VÖ: 10.06.2022
Label: InsideOut Music
Autor: Kerbinator
Bewertung: 8,5 / 10
Bei den Briten The Tangent weiß man prinzipiell schon was einen erwartet, dann aber auch wieder nicht. Hat man dem äußerst sperrigen Album „Proxy“ von 2018 ein viel homogeneres, um nicht zu sagen eingängigeres Album als Nachfolger („Auto Reconnaissance“, 2020) zur Seite gestellt. Nun erreicht uns mit „Songs From The Hard Shoulder“ das bereits zwölfte Werk der Progger aus UK und geht wieder ein Stück weit zurück in jazzigere, komplexere Musikwelten. Was zum einen ein Fest für technisch Interessierte ist, kann natürlich auf der anderen Seite den ein oder anderen gemäßigteren Hörer überfordern.
Vier Songs befinden sich lediglich auf „Songs From The Hard Shoulder“, davon die ersten drei allesamt über 17 Minuten lang. Schon klar, daß man hier in die Songs eintauchen muß und keine Radiohits erwarten darf. Dabei beginnt das Album mit „The Changes“ mit schönen Melodien und dem allseits entspannten Gesang von Vokalist Andy Tillison. Piano und verklärte Töne, sowie luftige Passagen und erzählerische Momente leiten noch recht eingängig ein, bevor etwaige Keyboard-Soli und jazzige Passagen, sowie teils sessionartig gespielte Gitarren (Luke Machin) mehr und mehr Aufmerksamkeit erfordern. Viele Duette von Piano/Orgel über Piano/Gesang oder Orgel/Keyboards sorgen für typische Progrock Tastenarbeit, die vom Songwriting her aber jederzeit nachvollziehbar bleibt.
Das folgende „The GPS Vultures“ ist gar komplett instrumental gehalten. 17 Minuten ohne jeglichen Gesang, dafür mit mehr Disharmonien, härteren Gitarrenpassagen und jazzigerer Zerrissenheit. Krude Klänge mischen sich unter Orgel/Mellotron Momente, aber trotzdem vergessen The Tangent nicht mittels Akustik-Gitarre und verklärteren Klängen Melodien zu integrieren. So klingt ein verträumter Gitarrenpart zwischendurch tatsächlich ein wenig nach Pink Floyd. Aber auch Gitarren-Frickeleien gehören bei diesem Mammut-Track zum guten Ton.
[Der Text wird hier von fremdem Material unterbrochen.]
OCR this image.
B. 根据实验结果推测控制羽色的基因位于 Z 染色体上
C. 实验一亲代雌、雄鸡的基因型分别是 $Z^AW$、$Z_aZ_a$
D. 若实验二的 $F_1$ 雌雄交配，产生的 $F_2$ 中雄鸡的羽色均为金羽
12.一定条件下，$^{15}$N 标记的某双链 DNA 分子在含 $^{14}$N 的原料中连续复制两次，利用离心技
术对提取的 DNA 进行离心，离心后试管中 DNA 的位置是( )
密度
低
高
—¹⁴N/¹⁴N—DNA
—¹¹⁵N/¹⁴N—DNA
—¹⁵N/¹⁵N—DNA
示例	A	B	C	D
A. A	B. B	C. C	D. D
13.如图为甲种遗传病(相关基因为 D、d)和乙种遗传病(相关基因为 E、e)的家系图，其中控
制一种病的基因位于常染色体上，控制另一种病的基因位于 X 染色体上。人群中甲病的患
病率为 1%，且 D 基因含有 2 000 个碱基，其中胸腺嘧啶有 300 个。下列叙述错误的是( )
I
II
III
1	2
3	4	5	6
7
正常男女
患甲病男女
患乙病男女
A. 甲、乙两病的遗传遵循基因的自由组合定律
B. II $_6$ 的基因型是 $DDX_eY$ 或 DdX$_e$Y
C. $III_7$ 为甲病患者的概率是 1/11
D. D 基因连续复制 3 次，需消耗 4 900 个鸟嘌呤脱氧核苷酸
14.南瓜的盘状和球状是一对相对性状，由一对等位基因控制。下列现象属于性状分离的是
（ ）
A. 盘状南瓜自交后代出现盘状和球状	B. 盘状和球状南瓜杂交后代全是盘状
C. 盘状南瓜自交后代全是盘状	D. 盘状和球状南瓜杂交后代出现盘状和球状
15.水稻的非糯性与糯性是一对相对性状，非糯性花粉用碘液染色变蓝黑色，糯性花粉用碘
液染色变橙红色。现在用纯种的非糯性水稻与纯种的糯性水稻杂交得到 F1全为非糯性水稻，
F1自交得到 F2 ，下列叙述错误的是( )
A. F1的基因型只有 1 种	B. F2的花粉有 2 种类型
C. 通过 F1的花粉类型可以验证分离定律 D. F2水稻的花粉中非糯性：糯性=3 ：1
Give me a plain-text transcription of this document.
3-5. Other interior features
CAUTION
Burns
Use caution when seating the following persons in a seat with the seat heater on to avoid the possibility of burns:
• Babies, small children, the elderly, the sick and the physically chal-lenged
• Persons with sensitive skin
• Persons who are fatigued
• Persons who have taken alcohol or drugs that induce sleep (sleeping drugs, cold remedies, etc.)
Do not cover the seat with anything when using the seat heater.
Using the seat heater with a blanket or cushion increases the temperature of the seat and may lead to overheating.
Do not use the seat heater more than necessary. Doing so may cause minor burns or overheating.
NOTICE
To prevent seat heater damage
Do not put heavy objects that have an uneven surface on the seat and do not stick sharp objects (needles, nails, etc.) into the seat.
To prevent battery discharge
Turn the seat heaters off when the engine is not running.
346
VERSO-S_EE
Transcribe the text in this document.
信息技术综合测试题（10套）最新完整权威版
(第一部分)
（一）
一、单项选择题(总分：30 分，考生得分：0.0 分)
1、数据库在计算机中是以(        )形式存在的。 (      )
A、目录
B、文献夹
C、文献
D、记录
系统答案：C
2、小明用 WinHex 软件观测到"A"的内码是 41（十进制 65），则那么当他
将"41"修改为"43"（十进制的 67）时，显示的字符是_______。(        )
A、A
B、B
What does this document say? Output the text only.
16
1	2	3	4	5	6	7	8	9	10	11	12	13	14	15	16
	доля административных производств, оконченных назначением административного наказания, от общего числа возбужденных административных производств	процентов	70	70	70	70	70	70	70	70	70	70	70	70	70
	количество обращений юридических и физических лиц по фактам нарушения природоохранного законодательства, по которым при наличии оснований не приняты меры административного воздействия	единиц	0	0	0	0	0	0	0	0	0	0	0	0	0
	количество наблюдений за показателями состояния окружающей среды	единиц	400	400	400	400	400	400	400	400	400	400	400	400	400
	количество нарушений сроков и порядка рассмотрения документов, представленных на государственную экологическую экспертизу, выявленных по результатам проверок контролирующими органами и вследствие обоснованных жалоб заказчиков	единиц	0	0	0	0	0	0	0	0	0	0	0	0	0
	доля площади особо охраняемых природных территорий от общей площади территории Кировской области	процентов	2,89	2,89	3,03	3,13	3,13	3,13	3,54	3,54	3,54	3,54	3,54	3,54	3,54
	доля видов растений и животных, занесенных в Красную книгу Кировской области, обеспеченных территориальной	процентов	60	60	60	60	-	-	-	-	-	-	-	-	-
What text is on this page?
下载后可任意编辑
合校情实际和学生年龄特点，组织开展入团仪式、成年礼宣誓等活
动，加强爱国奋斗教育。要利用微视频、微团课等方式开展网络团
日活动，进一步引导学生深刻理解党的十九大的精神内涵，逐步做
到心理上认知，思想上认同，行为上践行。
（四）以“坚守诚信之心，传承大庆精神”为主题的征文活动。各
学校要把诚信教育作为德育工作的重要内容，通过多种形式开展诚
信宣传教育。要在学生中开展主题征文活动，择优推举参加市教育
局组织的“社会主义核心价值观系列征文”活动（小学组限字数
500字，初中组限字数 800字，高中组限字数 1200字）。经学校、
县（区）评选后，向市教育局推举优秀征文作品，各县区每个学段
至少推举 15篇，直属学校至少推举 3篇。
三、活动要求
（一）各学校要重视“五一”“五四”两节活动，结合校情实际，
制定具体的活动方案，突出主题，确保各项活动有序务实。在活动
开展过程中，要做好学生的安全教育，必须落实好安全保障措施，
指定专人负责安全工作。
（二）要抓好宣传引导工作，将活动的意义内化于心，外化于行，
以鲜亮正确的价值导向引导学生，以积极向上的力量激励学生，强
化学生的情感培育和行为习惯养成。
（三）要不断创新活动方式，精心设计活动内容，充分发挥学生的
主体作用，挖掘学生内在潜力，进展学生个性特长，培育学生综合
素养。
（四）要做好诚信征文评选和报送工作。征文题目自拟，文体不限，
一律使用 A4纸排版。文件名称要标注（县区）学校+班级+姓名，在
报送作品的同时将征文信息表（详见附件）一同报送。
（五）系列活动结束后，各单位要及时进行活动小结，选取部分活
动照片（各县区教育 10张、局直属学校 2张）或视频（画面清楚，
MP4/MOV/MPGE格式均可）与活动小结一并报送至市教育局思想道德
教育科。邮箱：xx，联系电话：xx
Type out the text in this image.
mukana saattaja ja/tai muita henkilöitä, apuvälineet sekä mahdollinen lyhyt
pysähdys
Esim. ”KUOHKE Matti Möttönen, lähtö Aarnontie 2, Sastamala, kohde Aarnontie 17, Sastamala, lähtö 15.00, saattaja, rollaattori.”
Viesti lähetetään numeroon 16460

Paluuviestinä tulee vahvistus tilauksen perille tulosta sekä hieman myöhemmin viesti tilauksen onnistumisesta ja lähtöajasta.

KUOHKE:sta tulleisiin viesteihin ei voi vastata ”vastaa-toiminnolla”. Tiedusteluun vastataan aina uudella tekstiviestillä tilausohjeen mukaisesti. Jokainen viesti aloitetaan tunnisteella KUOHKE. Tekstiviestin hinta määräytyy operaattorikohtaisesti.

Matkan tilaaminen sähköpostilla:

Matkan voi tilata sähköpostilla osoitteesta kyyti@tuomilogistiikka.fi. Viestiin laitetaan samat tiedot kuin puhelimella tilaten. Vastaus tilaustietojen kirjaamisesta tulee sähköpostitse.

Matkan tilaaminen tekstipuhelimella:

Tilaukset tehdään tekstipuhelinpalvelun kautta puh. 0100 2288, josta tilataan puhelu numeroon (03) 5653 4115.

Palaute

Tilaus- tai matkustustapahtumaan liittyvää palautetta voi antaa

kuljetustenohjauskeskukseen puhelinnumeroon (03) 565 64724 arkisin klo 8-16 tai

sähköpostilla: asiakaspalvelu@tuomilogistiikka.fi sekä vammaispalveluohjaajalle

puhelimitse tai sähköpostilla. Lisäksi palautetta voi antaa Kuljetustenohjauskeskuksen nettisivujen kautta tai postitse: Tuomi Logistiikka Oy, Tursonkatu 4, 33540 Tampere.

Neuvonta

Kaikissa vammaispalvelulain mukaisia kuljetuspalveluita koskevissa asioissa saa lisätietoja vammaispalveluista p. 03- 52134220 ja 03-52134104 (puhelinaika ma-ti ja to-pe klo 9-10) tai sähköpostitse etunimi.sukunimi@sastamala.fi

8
Mit welch begnadeten Musikern man es bei The Tangent zu tun hat, zeigt auch Song Nummer drei, „The Lady Tied To The Lamp Post“, eindrucksvoll. Über 20 Minuten lang liefern Andy Tillison, Luke Machin, Prog-Alles-Basser Jonas Reingold, Drummer Steve Roberts, sowie Saxophonist und Flötist Theo Travis ein Mischung aus ruhigen Passagen inklusive Flüstergesang, Midtempo Prog mit viel Keyboard-Last, sowie aufgeregtere, härtere Passagen, die auch ins Jazzige abdriften können. Elegien bis hin zum Spoken Word Ende setzen weitere Duftmarken über den eindrucksvollen Prog Rock, den die Briten im Stande sind zu spielen.
Der letzte Song, „Wasted Soul“ ist dann mit knapp 4 ½ Minuten der kürzeste und auch der eingängigste. Langsamer Beginn und straighterer Gesang im Mowtown Stil, verknüpft mit Bläsereinsätzen im Background plus Orgel-Solo verwöhnen den Hörer zum Schluß mit mehr Harmonien als Ausgleich für den fordernden Anspruch der zuvor präsentierten Longtracks.
Dem nicht genug, beinhalten diverse Editions des Albums (Frühausgaben und Vinyl) noch einen Bonustrack der Prog-Legende UK. „In The Dead Of Night“ ist dann auch noch einmal über 16 Minuten lang und passt stilistisch hervorragend zum eigentlichen Album. Auch hier spielen Orgel, Keyboards und Synthie-Passagen eine tragende Rolle bis hin zum etwas schräg wirkenden Gitarrensolo.
The Tangent zeigen mit „Songs From The Hard Shoulder“ erneut eindrucksvoll ihre Ausnahmestellung im Progressive Rock und im Fahrwasser von Bands wie The Flower Kings, Van der Graaf Generator oder It Bites. Den Prog-Gourmet kann’s nur freuen und auch jeder musikalisch technisch interessierte Mensch schnalzt mit der Zunge ob der teils sperrigen Prog-Epen der Briten.